While this is not necessarily a bad thing, the Blue Jays have been cautious with their top pitching prospects since Ross Atkins and co. came into power, and an innings limit with a potential move to the bullpen seems inevitable for the right-hander later this season. This move can obviously be up for debate amongst fans and professionals alike but conserving the arm for the long run would most likely be the prevailing argument.
The issue with moving Manoah to the bullpen or limiting him via pitch/innings limit is that he is pitching well out of the rotation, sporting a 2.70 ERA through seven starts with 13 walks and 43 strikeouts. He was dominant in his debut at Yankee Stadium and even has an ejection under his belt after going high and inside on Maikel Franco on the Baltimore Orioles. His demeanor on the mound gives off a Marcus Stroman vibe but in a much bigger beast, one that challenges you inside but uses a sweeping slider and a solid changeup to rack up the strikeouts when the batter is thinking fastball.

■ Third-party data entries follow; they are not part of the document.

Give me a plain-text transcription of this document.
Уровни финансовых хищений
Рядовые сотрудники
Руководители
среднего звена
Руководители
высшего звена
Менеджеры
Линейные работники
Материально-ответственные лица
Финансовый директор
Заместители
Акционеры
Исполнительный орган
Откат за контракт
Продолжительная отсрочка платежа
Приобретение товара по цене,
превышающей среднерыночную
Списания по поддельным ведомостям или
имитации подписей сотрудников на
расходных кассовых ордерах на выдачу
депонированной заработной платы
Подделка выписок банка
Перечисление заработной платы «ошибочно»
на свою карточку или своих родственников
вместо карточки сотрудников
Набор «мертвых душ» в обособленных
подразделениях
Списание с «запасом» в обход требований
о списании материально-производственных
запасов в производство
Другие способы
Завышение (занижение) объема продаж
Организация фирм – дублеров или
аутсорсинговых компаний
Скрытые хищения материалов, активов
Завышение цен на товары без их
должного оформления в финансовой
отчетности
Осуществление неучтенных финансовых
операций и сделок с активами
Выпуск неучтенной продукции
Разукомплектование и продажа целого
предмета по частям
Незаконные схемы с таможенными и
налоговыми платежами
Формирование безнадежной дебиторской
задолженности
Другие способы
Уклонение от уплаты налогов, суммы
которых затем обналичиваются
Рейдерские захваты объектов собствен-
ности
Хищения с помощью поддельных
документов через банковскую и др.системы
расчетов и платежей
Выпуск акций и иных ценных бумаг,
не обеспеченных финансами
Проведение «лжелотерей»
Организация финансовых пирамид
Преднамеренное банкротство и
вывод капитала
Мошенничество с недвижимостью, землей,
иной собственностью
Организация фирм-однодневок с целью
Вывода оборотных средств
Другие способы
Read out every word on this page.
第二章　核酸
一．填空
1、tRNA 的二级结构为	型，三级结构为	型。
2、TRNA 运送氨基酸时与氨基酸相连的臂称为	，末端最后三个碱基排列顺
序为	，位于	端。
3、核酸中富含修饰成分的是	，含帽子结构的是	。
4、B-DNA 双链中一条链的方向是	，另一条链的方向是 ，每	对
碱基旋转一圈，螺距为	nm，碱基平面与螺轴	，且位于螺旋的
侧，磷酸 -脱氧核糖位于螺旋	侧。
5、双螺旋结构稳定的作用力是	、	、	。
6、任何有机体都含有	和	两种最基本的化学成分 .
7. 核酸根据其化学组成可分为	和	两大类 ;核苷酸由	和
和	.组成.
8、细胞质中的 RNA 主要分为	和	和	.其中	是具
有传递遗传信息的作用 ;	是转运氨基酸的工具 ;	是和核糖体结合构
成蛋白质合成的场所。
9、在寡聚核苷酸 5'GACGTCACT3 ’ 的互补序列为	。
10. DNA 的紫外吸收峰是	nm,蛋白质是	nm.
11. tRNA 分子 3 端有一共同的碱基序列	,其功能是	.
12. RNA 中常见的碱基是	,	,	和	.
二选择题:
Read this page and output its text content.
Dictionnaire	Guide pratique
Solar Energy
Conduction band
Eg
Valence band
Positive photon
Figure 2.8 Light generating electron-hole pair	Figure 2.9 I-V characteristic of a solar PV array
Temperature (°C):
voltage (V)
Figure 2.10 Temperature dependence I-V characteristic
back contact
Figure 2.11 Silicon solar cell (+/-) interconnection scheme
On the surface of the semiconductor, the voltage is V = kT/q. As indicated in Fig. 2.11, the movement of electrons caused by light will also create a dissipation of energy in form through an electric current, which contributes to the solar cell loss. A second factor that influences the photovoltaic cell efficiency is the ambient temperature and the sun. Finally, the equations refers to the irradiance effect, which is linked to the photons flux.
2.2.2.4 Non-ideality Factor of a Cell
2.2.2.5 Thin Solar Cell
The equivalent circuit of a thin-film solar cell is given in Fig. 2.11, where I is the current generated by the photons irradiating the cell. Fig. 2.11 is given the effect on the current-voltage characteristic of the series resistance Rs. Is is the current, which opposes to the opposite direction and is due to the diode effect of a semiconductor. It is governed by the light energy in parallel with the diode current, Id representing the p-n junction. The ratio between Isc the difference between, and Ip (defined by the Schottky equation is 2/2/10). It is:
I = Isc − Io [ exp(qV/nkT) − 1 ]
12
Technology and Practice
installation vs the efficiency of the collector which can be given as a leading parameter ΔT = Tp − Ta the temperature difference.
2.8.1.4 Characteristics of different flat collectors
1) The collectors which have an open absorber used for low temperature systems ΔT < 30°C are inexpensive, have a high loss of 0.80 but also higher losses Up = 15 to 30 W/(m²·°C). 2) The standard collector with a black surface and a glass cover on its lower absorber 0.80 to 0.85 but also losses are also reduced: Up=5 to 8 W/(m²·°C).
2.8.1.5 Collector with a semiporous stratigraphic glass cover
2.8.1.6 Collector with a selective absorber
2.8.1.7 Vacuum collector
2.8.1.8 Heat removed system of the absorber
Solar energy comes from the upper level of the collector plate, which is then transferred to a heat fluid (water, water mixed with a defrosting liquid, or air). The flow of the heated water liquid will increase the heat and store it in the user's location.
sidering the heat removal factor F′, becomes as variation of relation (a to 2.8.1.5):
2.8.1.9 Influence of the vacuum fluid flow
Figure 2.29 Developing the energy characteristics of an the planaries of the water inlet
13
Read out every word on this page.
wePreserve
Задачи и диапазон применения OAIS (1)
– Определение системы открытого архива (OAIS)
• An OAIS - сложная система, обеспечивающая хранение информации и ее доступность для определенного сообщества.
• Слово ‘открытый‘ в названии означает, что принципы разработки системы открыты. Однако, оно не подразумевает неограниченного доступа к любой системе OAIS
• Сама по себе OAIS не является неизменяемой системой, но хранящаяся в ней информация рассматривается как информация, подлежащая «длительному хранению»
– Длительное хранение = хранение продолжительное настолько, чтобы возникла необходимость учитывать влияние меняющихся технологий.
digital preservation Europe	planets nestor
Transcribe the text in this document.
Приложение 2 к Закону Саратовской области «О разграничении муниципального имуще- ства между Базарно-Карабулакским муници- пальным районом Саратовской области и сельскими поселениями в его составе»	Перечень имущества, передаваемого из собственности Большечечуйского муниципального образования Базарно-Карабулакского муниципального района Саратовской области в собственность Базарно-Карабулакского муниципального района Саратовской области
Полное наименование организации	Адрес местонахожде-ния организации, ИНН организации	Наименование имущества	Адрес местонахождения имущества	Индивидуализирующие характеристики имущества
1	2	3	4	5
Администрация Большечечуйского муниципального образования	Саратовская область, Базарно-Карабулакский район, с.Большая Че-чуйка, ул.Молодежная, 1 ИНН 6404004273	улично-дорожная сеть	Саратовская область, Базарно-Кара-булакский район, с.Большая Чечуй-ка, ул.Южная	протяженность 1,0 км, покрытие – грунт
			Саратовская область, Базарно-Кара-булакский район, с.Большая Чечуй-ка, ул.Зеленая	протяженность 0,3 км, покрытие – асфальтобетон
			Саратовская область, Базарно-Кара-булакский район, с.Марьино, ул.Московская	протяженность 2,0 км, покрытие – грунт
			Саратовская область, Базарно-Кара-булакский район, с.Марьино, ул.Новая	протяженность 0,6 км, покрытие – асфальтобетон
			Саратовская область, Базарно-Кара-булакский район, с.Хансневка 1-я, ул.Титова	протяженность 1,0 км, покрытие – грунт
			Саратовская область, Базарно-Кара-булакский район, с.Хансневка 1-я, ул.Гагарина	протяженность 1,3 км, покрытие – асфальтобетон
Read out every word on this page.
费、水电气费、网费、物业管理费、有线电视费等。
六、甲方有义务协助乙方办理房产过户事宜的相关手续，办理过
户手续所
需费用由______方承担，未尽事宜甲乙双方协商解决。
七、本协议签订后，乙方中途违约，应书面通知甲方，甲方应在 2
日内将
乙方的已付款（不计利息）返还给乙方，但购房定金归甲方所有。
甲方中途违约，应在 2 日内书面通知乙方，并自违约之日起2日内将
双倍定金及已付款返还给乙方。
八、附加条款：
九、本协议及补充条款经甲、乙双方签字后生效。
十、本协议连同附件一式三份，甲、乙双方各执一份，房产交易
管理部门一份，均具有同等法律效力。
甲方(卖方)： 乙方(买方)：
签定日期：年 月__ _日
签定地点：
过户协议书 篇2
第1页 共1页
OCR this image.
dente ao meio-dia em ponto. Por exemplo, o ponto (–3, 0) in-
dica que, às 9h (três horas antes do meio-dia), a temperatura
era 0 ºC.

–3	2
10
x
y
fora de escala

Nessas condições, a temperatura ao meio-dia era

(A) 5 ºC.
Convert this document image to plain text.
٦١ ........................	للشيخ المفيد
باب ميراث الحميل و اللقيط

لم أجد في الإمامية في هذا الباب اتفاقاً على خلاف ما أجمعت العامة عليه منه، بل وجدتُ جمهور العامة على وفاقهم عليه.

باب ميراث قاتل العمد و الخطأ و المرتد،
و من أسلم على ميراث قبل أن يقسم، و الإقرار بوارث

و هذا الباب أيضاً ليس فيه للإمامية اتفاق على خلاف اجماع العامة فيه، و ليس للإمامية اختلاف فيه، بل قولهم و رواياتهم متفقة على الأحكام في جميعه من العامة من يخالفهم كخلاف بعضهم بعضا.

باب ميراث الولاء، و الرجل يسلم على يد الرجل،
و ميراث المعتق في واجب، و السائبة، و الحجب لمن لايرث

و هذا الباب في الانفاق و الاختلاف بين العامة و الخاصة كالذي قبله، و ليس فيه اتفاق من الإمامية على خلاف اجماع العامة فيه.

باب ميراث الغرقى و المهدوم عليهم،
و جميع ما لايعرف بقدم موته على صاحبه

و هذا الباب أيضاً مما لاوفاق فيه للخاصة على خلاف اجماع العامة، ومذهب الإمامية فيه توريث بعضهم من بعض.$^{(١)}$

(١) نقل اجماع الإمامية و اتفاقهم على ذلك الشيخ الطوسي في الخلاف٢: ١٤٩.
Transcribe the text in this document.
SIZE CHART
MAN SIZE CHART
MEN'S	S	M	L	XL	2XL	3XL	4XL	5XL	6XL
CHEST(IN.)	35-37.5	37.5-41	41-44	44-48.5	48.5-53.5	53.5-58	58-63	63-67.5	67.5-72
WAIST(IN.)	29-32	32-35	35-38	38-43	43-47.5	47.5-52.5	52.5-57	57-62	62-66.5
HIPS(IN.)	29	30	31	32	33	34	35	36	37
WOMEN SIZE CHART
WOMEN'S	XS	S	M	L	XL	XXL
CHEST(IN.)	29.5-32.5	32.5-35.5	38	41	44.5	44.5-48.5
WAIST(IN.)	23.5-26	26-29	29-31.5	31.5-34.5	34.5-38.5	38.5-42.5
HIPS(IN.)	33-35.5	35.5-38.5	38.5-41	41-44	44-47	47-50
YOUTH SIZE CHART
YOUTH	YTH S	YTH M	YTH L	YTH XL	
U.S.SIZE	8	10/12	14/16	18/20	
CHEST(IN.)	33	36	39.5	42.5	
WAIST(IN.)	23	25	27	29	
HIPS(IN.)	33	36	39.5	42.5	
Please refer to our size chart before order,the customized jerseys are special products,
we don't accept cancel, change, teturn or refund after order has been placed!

Personally, I hope the Blue Jays keep Alek Manoah in the rotation for the season but can see the argument for a pitch/innings count on the rookie pitcher. If he starts to fade or does start to become fatigued as the season wears on then a move to the bullpen makes sense but that will hopefully be in August/September and not any time soon, with the Blue Jays needing his fastball and quality outings in the rotation for now.